Memaknai 3 fungsi diatas maka sesungguhnya pendidikan berbicara mengenai penanaman kecakapan hidup (life skill) yang didalamnya terdapat kecakapan akademik kognitif, kecakapan afektif (emosional, sosial dan spritual) serta kecakapan psikomotorik, meminjam rumusan UNESCO – pendidikan meliputi ; (1) kecakapan untuk berpikir dan mengetahui (learning how to think). (2) kecakapan untuk bertindak (learning how to do). (3). kecakapan (individual) untuk hidup (learning how to be). (4). kecakapan untuk belajar (learning how to learn) dan (5) kecakapan untuk hidup bersama (learning how to life together). Kecakapan-kecakapan itulah yang kemudian dipergunakan untuk menjalankan hidup secara layak dan manusiawi. Secara sederhana sesungguhnya tujuan utama pendidikan adalah memanusiakan manusia (mengerti atas dirinya, lingkungan dan tujuan hidupnya) bukan pendidikan untuk mencari pekerjaan.

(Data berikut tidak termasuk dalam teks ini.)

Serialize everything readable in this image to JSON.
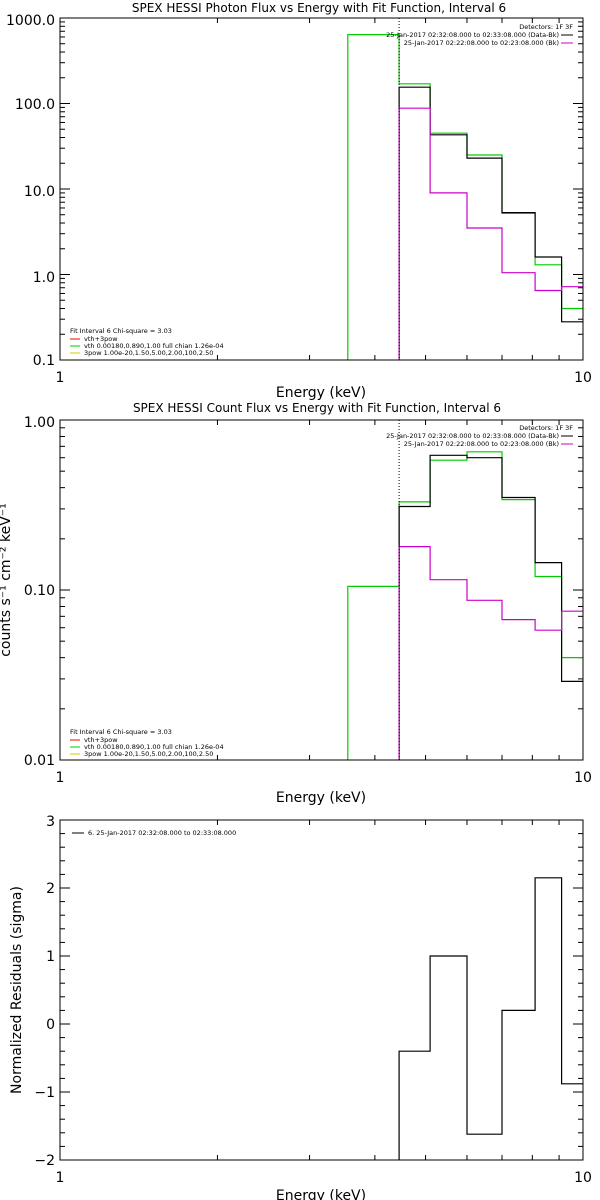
{
  "chart_data": [
    {
      "type": "line",
      "title": "SPEX HESSI Photon Flux vs Energy with Fit Function, Interval 6",
      "xlabel": "Energy (keV)",
      "ylabel": "",
      "xscale": "log",
      "yscale": "log",
      "xlim": [
        1,
        10
      ],
      "ylim": [
        0.1,
        1000
      ],
      "xticks": [
        "1",
        "10"
      ],
      "yticks": [
        "0.1",
        "1.0",
        "10.0",
        "100.0",
        "1000.0"
      ],
      "vline_x": 4.45,
      "top_legend": {
        "detectors": "Detectors: 1F 3F",
        "entries": [
          {
            "label": "25-Jan-2017 02:32:08.000 to 02:33:08.000 (Data-Bk)",
            "color": "#000000"
          },
          {
            "label": "25-Jan-2017 02:22:08.000 to 02:23:08.000 (Bk)",
            "color": "#cc00cc"
          }
        ]
      },
      "fit_legend": {
        "heading": "Fit Interval 6   Chi-square = 3.03",
        "entries": [
          {
            "label": "vth+3pow",
            "color": "#ff0000"
          },
          {
            "label": "vth 0.00180,0.890,1.00  full chian 1.26e-04",
            "color": "#00cc00"
          },
          {
            "label": "3pow 1.00e-20,1.50,5.00,2.00,100,2.50",
            "color": "#cccc00"
          }
        ]
      },
      "series": [
        {
          "color": "#00cc00",
          "edges": [
            3.55,
            4.45,
            5.1,
            6.0,
            7.0,
            8.1,
            9.1,
            10.0
          ],
          "values": [
            640,
            170,
            45,
            25,
            5.2,
            1.3,
            0.4
          ]
        },
        {
          "color": "#000000",
          "edges": [
            4.45,
            5.1,
            6.0,
            7.0,
            8.1,
            9.1,
            10.0
          ],
          "values": [
            155,
            43,
            23,
            5.3,
            1.6,
            0.28
          ]
        },
        {
          "color": "#cc00cc",
          "edges": [
            4.45,
            5.1,
            6.0,
            7.0,
            8.1,
            9.1,
            10.0
          ],
          "values": [
            88,
            9.0,
            3.5,
            1.05,
            0.65,
            0.72
          ]
        }
      ]
    },
    {
      "type": "line",
      "title": "SPEX HESSI Count Flux vs Energy with Fit Function, Interval 6",
      "xlabel": "Energy (keV)",
      "ylabel": "counts s⁻¹ cm⁻² keV⁻¹",
      "xscale": "log",
      "yscale": "log",
      "xlim": [
        1,
        10
      ],
      "ylim": [
        0.01,
        1.0
      ],
      "xticks": [
        "1",
        "10"
      ],
      "yticks": [
        "0.01",
        "0.10",
        "1.00"
      ],
      "vline_x": 4.45,
      "top_legend": {
        "detectors": "Detectors: 1F 3F",
        "entries": [
          {
            "label": "25-Jan-2017 02:32:08.000 to 02:33:08.000 (Data-Bk)",
            "color": "#000000"
          },
          {
            "label": "25-Jan-2017 02:22:08.000 to 02:23:08.000 (Bk)",
            "color": "#cc00cc"
          }
        ]
      },
      "fit_legend": {
        "heading": "Fit Interval 6   Chi-square = 3.03",
        "entries": [
          {
            "label": "vth+3pow",
            "color": "#ff0000"
          },
          {
            "label": "vth 0.00180,0.890,1.00  full chian 1.26e-04",
            "color": "#00cc00"
          },
          {
            "label": "3pow 1.00e-20,1.50,5.00,2.00,100,2.50",
            "color": "#cccc00"
          }
        ]
      },
      "series": [
        {
          "color": "#00cc00",
          "edges": [
            3.55,
            4.45,
            5.1,
            6.0,
            7.0,
            8.1,
            9.1,
            10.0
          ],
          "values": [
            0.105,
            0.33,
            0.58,
            0.65,
            0.34,
            0.12,
            0.04
          ]
        },
        {
          "color": "#000000",
          "edges": [
            4.45,
            5.1,
            6.0,
            7.0,
            8.1,
            9.1,
            10.0
          ],
          "values": [
            0.31,
            0.62,
            0.6,
            0.35,
            0.145,
            0.029
          ]
        },
        {
          "color": "#cc00cc",
          "edges": [
            4.45,
            5.1,
            6.0,
            7.0,
            8.1,
            9.1,
            10.0
          ],
          "values": [
            0.18,
            0.115,
            0.087,
            0.067,
            0.058,
            0.075
          ]
        }
      ]
    },
    {
      "type": "line",
      "title": "",
      "xlabel": "Energy (keV)",
      "ylabel": "Normalized Residuals (sigma)",
      "xscale": "log",
      "yscale": "linear",
      "xlim": [
        1,
        10
      ],
      "ylim": [
        -2,
        3
      ],
      "xticks": [
        "1",
        "10"
      ],
      "yticks": [
        "−2",
        "−1",
        "0",
        "1",
        "2",
        "3"
      ],
      "legend": {
        "label": "6. 25-Jan-2017 02:32:08.000 to 02:33:08.000",
        "color": "#000000"
      },
      "series": [
        {
          "color": "#000000",
          "edges": [
            4.45,
            5.1,
            6.0,
            7.0,
            8.1,
            9.1,
            10.0
          ],
          "values": [
            -0.4,
            1.0,
            -1.62,
            0.2,
            2.15,
            -0.88
          ]
        }
      ]
    }
  ]
}
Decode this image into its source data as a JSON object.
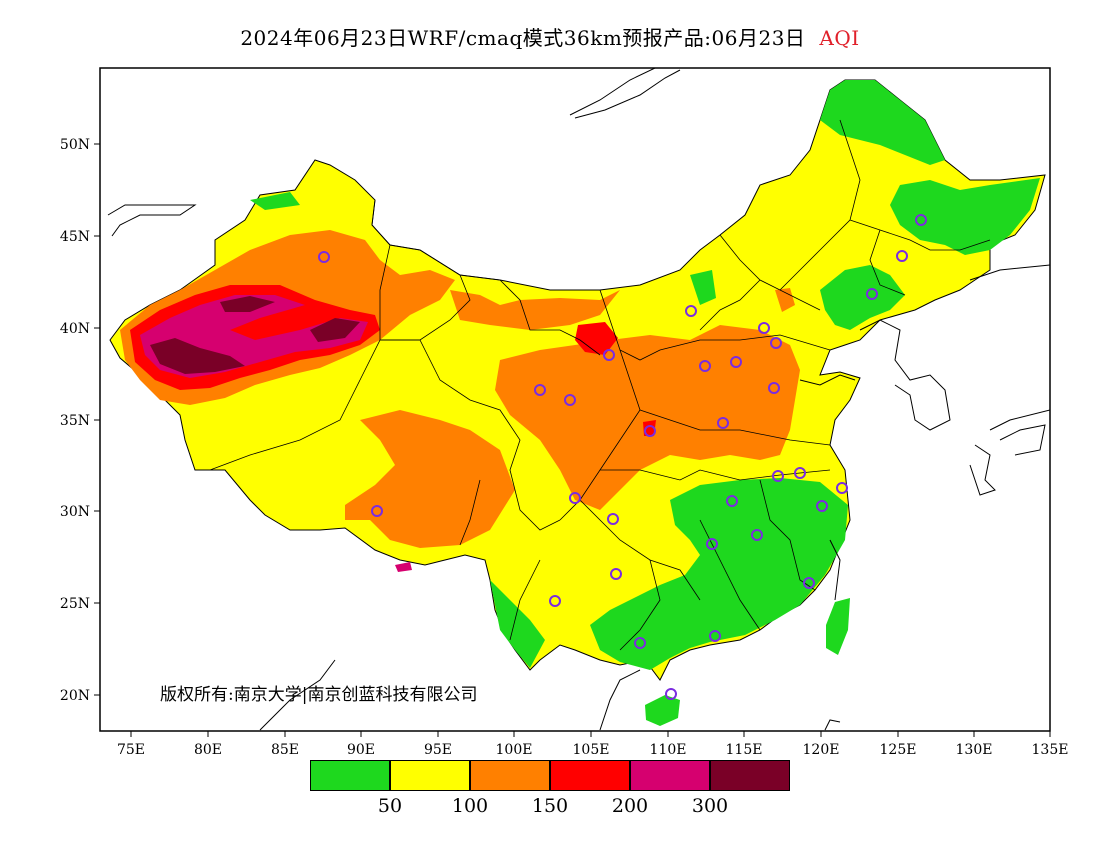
{
  "title": {
    "main": "2024年06月23日WRF/cmaq模式36km预报产品:06月23日",
    "variable": "AQI"
  },
  "copyright": "版权所有:南京大学|南京创蓝科技有限公司",
  "axes": {
    "lon_ticks": [
      "75E",
      "80E",
      "85E",
      "90E",
      "95E",
      "100E",
      "105E",
      "110E",
      "115E",
      "120E",
      "125E",
      "130E",
      "135E"
    ],
    "lat_ticks": [
      "50N",
      "45N",
      "40N",
      "35N",
      "30N",
      "25N",
      "20N"
    ]
  },
  "legend": {
    "colors": [
      "#1ed81e",
      "#ffff00",
      "#ff8000",
      "#ff0000",
      "#d6006f",
      "#7a0027"
    ],
    "labels": [
      "50",
      "100",
      "150",
      "200",
      "300"
    ]
  },
  "colors": {
    "good": "#1ed81e",
    "moderate": "#ffff00",
    "unhealthy_sensitive": "#ff8000",
    "unhealthy": "#ff0000",
    "very_unhealthy": "#d6006f",
    "hazardous": "#7a0027",
    "station_marker": "#7b2ce0"
  }
}
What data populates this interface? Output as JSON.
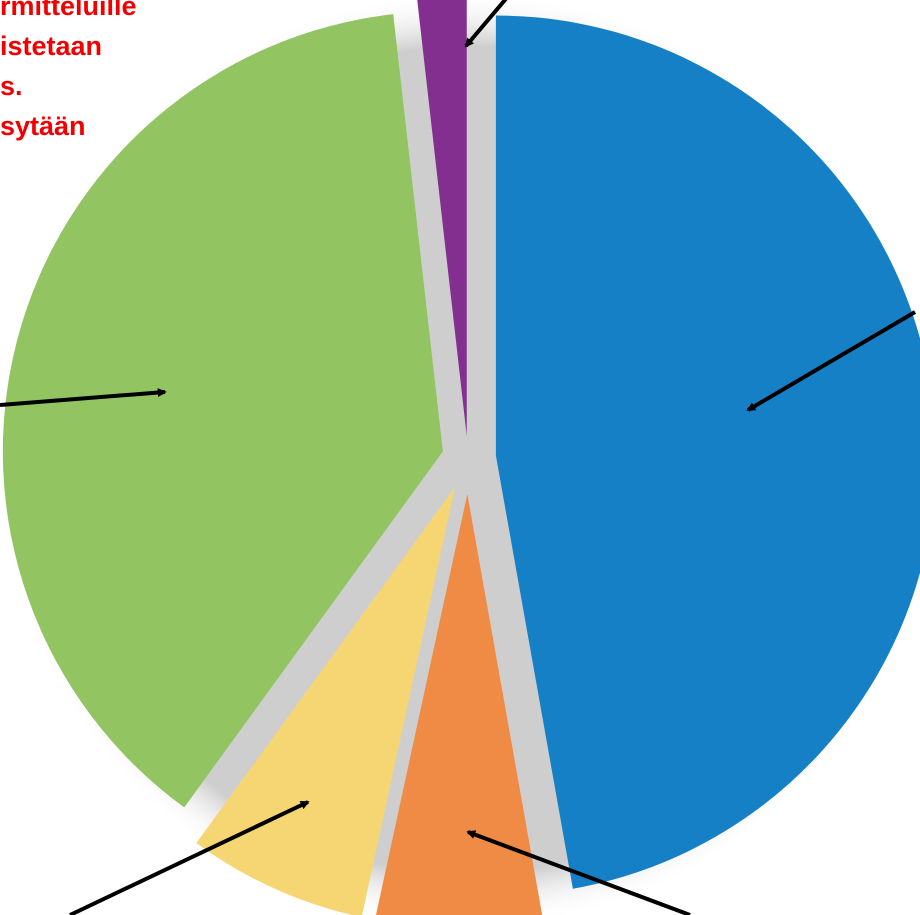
{
  "annotation": {
    "lines": [
      "rmitteluille",
      "istetaan",
      "s.",
      "sytään"
    ],
    "color": "#f00000"
  },
  "chart_data": {
    "type": "pie",
    "exploded": true,
    "slices": [
      {
        "value": 47.2,
        "color": "#1580c5"
      },
      {
        "value": 6.2,
        "color": "#f08b46"
      },
      {
        "value": 6.6,
        "color": "#f6d672"
      },
      {
        "value": 38.2,
        "color": "#92c462"
      },
      {
        "value": 1.8,
        "color": "#832f8f"
      }
    ],
    "arrow_color": "#000000",
    "background_color": "#ffffff",
    "shadow_color": "#d2d2d2"
  }
}
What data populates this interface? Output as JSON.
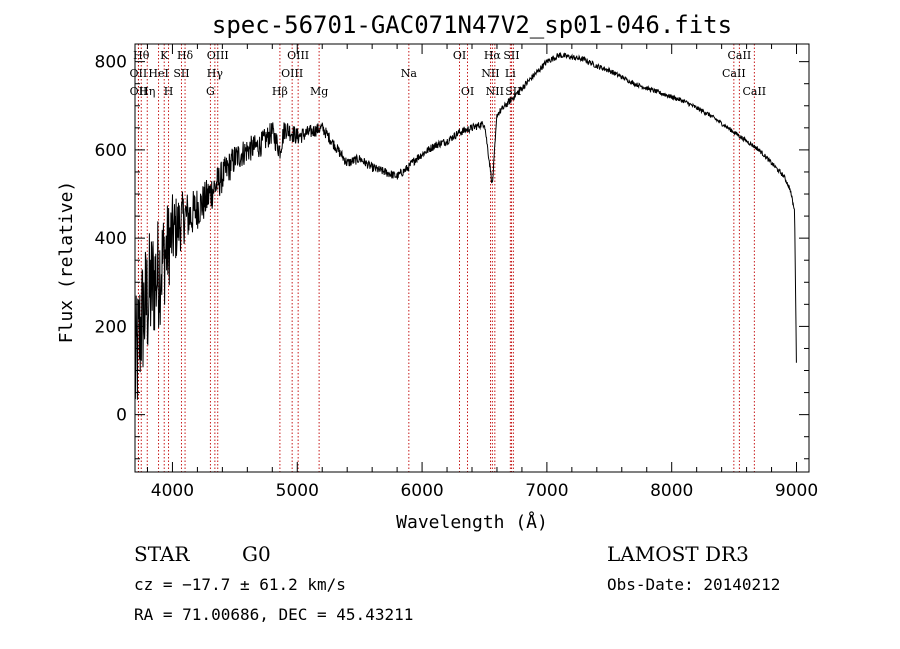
{
  "chart_data": {
    "type": "line",
    "title": "spec-56701-GAC071N47V2_sp01-046.fits",
    "xlabel": "Wavelength (Å)",
    "ylabel": "Flux (relative)",
    "xlim": [
      3700,
      9100
    ],
    "ylim": [
      -130,
      840
    ],
    "xticks": [
      4000,
      5000,
      6000,
      7000,
      8000,
      9000
    ],
    "yticks": [
      0,
      200,
      400,
      600,
      800
    ],
    "spectrum": {
      "x": [
        3700,
        3750,
        3800,
        3850,
        3900,
        3950,
        4000,
        4050,
        4100,
        4150,
        4200,
        4250,
        4300,
        4350,
        4400,
        4450,
        4500,
        4600,
        4700,
        4800,
        4860,
        4900,
        5000,
        5100,
        5200,
        5300,
        5400,
        5500,
        5600,
        5700,
        5800,
        5890,
        5950,
        6000,
        6100,
        6200,
        6300,
        6400,
        6500,
        6563,
        6600,
        6700,
        6800,
        6900,
        7000,
        7100,
        7200,
        7300,
        7400,
        7500,
        7600,
        7700,
        7800,
        7900,
        8000,
        8100,
        8200,
        8300,
        8400,
        8500,
        8600,
        8700,
        8800,
        8900,
        8950,
        8985,
        9000
      ],
      "y": [
        90,
        210,
        260,
        300,
        330,
        370,
        410,
        430,
        450,
        450,
        470,
        480,
        500,
        520,
        540,
        560,
        580,
        600,
        610,
        640,
        600,
        650,
        630,
        640,
        650,
        610,
        570,
        580,
        560,
        550,
        540,
        560,
        580,
        590,
        610,
        620,
        640,
        650,
        660,
        520,
        680,
        710,
        740,
        770,
        800,
        815,
        810,
        805,
        790,
        780,
        765,
        750,
        740,
        730,
        720,
        710,
        695,
        680,
        660,
        640,
        620,
        600,
        570,
        540,
        510,
        460,
        100
      ],
      "noise_amplitude": [
        160,
        150,
        150,
        140,
        130,
        110,
        90,
        70,
        60,
        55,
        50,
        45,
        45,
        40,
        38,
        36,
        34,
        30,
        28,
        26,
        26,
        24,
        20,
        16,
        14,
        12,
        12,
        10,
        10,
        10,
        10,
        10,
        10,
        9,
        9,
        9,
        9,
        9,
        8,
        8,
        8,
        8,
        8,
        7,
        7,
        7,
        6,
        6,
        6,
        6,
        5,
        5,
        5,
        5,
        5,
        5,
        5,
        5,
        5,
        5,
        5,
        5,
        5,
        5,
        5,
        5,
        5
      ]
    },
    "line_markers": [
      {
        "wave": 3750,
        "label": "Hθ",
        "row": 0
      },
      {
        "wave": 3727,
        "label": "OII",
        "row": 1
      },
      {
        "wave": 3728,
        "label": "OII",
        "row": 2
      },
      {
        "wave": 3798,
        "label": "Hη",
        "row": 2
      },
      {
        "wave": 3889,
        "label": "HeI",
        "row": 1
      },
      {
        "wave": 3934,
        "label": "K",
        "row": 0
      },
      {
        "wave": 3969,
        "label": "H",
        "row": 2
      },
      {
        "wave": 4101,
        "label": "Hδ",
        "row": 0
      },
      {
        "wave": 4072,
        "label": "SII",
        "row": 1
      },
      {
        "wave": 4340,
        "label": "Hγ",
        "row": 1
      },
      {
        "wave": 4363,
        "label": "OIII",
        "row": 0
      },
      {
        "wave": 4304,
        "label": "G",
        "row": 2
      },
      {
        "wave": 4861,
        "label": "Hβ",
        "row": 2
      },
      {
        "wave": 4959,
        "label": "OIII",
        "row": 1
      },
      {
        "wave": 5007,
        "label": "OIII",
        "row": 0
      },
      {
        "wave": 5175,
        "label": "Mg",
        "row": 2
      },
      {
        "wave": 5894,
        "label": "Na",
        "row": 1
      },
      {
        "wave": 6300,
        "label": "OI",
        "row": 0
      },
      {
        "wave": 6364,
        "label": "OI",
        "row": 2
      },
      {
        "wave": 6548,
        "label": "NII",
        "row": 1
      },
      {
        "wave": 6563,
        "label": "Hα",
        "row": 0
      },
      {
        "wave": 6583,
        "label": "NII",
        "row": 2
      },
      {
        "wave": 6707,
        "label": "Li",
        "row": 1
      },
      {
        "wave": 6716,
        "label": "SII",
        "row": 0
      },
      {
        "wave": 6731,
        "label": "SII",
        "row": 2
      },
      {
        "wave": 8498,
        "label": "CaII",
        "row": 1
      },
      {
        "wave": 8542,
        "label": "CaII",
        "row": 0
      },
      {
        "wave": 8662,
        "label": "CaII",
        "row": 2
      }
    ]
  },
  "info": {
    "class": "STAR",
    "subclass": "G0",
    "survey": "LAMOST DR3",
    "redshift": "cz = −17.7 ± 61.2 km/s",
    "obs_date": "Obs-Date: 20140212",
    "coords": "RA =  71.00686, DEC =  45.43211"
  },
  "colors": {
    "line_marker": "#c00000",
    "spectrum": "#000000"
  }
}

Poulo Freire mengatakan bahwa pendidakan haruslah berorientasi pada pengenalan terhadap realitas dunia dan diri manusia itu sendiri. Seorang manusia yang tidak mengenal realitas dunia dan dirinya sendiri, tidak akan sanggup mengenali apa yang ia butuhkan, apa yang akan dia lakukan dan apa yang ingin dia capai. Pendidikan haruslah menjadi proses pemerdekaan, pembebasan dan kekuatan penggugah (subversive force) untuk melakukan perubahan dan pembaharuan. Maka diharapakan output dari pendidkan adalah manusia-manusia yang memiliki kesadaran kritis atas konstalasi social dimana dia hidup dan mampu melakukan perubahan atas situasi social yang cenderung merugikan. Output pendidikan adalah sosok pembaharu, pengubah, pemimpin, teladan dan kreatif.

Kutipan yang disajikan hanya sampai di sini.